Platform Issues
Incident Report for Crazy Ant Labs
Postmortem

The issues on AWS affected our product as well as Heroku and even Intercom, our main communication channel with our customers.

In Cron To Go, new issues arised after the AWS issues were fixed since Cron To Go was executing jobs but still received errors from Heroku APIs and retried execution. This caused the job queue to bloat up more than the workers' capacity and caused jobs to run out of schedule (due to retries). We purged the queue and job execution is back to normal.

Note that if jobs were meant to run during the incidents, they may have no executed at all so you may want to run them manually.

Posted Dec 08, 2021 - 08:37 UTC

Resolved
This incident has been resolved.
Posted Dec 08, 2021 - 02:06 UTC
Update
We are continuing to monitor for any further issues.
Posted Dec 07, 2021 - 23:33 UTC
Update
We are continuing to monitor for any further issues.
Posted Dec 07, 2021 - 23:21 UTC
Update
The AWS team is still working on getting their services fully recovered. We are using API Gateway, DynamoDB and EventBridge which are still experiencing impact. We will keep monitoring for these services recovery rates and keep updating accordingly.
Posted Dec 07, 2021 - 23:12 UTC
Monitoring
AWS have mitigated the underlying issue that caused some network devices in the US-EAST-1 Region to be impaired. All services are now independently working through service-by-service recovery. We will keep monitoring the recovery rates and keep you posted.
Posted Dec 07, 2021 - 22:54 UTC
Update
We are continuing to work on a fix for this issue.
Posted Dec 07, 2021 - 22:38 UTC
Update
AWS have identified the root cause of this issue to be an impairment of several network devices. They have executed a mitigation which is showing significant recovery in the US-EAST-1 Region. We still do not have an ETA for full recovery at this time.
Posted Dec 07, 2021 - 22:28 UTC
Identified
Our engineers have detected that Heroku and our upstream provider (AWS) are experiencing elevated error rates in the US region. This may impact opening our add-on dashboards, communicating with the API, Webhooks, authentication and more.

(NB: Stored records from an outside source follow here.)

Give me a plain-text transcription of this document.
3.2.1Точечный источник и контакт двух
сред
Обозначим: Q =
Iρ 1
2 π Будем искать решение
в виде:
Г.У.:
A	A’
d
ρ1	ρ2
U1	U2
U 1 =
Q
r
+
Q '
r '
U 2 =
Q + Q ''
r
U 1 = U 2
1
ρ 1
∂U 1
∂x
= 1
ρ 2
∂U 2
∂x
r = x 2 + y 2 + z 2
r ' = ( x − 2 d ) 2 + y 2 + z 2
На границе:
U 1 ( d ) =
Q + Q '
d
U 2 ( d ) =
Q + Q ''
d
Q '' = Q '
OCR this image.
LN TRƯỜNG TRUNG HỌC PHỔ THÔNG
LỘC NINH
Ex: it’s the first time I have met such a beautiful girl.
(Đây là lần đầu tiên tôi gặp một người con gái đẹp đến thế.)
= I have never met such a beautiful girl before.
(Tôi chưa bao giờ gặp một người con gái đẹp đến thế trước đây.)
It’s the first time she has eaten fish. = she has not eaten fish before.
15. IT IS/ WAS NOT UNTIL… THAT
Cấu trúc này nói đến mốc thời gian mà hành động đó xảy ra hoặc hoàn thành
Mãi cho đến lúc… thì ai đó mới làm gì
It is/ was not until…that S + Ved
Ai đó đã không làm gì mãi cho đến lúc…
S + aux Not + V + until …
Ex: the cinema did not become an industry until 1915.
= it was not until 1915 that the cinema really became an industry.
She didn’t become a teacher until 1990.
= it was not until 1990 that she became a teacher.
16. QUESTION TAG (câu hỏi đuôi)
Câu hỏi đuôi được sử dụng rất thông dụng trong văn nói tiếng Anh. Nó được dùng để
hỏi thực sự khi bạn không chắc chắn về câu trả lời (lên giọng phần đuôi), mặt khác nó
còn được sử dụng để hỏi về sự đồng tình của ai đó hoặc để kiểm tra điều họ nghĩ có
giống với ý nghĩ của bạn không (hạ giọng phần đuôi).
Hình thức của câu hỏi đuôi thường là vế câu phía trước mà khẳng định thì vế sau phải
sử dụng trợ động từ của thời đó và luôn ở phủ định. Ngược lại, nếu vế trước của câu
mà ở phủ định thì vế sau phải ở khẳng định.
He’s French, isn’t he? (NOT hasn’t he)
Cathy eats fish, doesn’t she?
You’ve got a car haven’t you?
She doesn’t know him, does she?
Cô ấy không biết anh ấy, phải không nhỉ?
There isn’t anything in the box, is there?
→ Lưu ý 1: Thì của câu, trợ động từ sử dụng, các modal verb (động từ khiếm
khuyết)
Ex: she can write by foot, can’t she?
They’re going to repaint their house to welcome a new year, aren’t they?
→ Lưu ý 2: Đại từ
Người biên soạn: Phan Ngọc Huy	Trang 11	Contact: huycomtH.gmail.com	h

We keep to work closely with them for a full path to mitigation.
Posted Dec 07, 2021 - 20:45 UTC
Investigating
We are investigating availability issues for a significant portion of our platform due to issue with our upstream provider (AWS) in the us-east-1 region.
Posted Dec 07, 2021 - 17:10 UTC
This incident affected: SFTP To Go (Web Interface, API Requests, Webhooks, Heroku), Cron To Go (Web Interface, API Requests, Webhooks, Heroku), Activity To Go (Web Interface, Notifications, API Requests, Webhooks, Amazon S3, Heroku), and Mailer To Go (Web Interface, API Requests, Heroku).